(636d) Chemical Kinetic Modeling Study of Heavy Hydrocarbons in Naturally Fractured Reservoirs through in-Situ Upgrading Technology

Duran Armas, J., University of Calgary
Scott, C., University of Calgary
Carbognani, L., University of Calgary
Pereira-Almao, P., University of Calgary
In Situ Upgrading Technology is new thermal-catalytic oil recovery technique that uses hydrogen for improving chemical properties of heavy oils contained in reservoirs, thus increasing recovery efficiencies. A chemical kinetic study was carried out to test hydroprocessing reactions within the matrix and fractures of a carbonate core pack at different temperatures and residence times.
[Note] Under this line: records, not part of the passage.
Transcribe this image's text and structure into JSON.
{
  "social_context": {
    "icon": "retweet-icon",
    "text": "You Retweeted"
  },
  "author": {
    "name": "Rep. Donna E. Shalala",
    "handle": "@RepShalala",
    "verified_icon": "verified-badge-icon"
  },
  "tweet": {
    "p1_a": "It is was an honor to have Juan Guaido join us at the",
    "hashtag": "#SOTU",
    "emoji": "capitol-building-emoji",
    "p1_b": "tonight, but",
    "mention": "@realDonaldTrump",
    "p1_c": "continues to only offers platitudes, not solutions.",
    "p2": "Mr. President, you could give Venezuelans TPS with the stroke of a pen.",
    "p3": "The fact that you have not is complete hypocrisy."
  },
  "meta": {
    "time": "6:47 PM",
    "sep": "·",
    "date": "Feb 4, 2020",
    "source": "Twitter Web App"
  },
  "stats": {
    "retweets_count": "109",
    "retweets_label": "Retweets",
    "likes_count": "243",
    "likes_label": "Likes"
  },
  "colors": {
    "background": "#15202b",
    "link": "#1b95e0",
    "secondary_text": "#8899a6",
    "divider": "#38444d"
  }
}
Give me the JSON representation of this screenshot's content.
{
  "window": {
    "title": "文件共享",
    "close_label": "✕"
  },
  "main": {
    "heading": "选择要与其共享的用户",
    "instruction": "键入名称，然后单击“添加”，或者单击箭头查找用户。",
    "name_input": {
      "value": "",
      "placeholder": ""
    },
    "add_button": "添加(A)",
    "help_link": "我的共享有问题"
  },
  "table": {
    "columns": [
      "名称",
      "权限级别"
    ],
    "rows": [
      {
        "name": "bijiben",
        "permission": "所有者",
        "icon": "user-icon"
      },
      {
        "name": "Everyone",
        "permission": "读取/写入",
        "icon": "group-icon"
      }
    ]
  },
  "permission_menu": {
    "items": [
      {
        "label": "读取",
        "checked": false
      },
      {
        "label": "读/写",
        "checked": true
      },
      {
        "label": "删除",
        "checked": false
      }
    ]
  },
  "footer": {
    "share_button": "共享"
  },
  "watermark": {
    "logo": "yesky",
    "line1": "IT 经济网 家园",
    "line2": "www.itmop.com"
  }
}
The key elements involved in the present hydro-catalytic oil recovery process are ultra-dispersed catalytic particles, a hot fluid made of vacuum residue as a nano-catalyst carrier and low flow of hydrogen reactant. The study was conducted in a continuous mode, carried out in a laboratory unit that uses a carbonate core pack elementally representing a Mexican oil reservoir. The core pack set up was built up having pressure, temperature, rock characteristics and oil in place similar to real Mexican reservoirs. Cores were saturated with crude oil at 100 oC and 1100 psig; then a hot fluid with ultra-dispersed catalytic particles was percolated at 350 oC and 1450 psig to irreversibly deposit the catalyst particles over the rock. After a critical nano-catalyst deposition was built inside the core pack, a hot fluid without catalyst was flowed through the core under varying conditions of residence time and temperature, keeping the pressure constant (1450 psig). Collected products were characterized using Gas chromatography Simulated Distillation, P-Value stability test, Micro Carbon Residue and, Sulfur and Nitrogen elemental contents to assess the extent of hydroprocessing.

Experimental results showed stable and high quality recovered oils. The P-Value of the most severe condition was 1.95, comparable with the original value of the crude oil in place (2.0). A low tendency of the studied Mexican oil to produce coke was observed during the In Situ Upgrading test by passing many pore volumes of the VR with a micro-carbon of 24.24% through the core-pack. The oil coming out of the core-pack showed a micro-carbon residue of 17.15 % wt. under the most severe upgrading conditions (350oC, 1450 psig, and 72 h residence time). This oil resulting from VR shows no much difference compared to 16 %wt. measured for the original oil in place.

The present work provides insights into the oil reactions occurring in the matrix and fractures of the rock during the process In Situ Upgrading, providing important clues about interactions between the rock, the hot fluids contained in the reservoir and hydrogen reagent.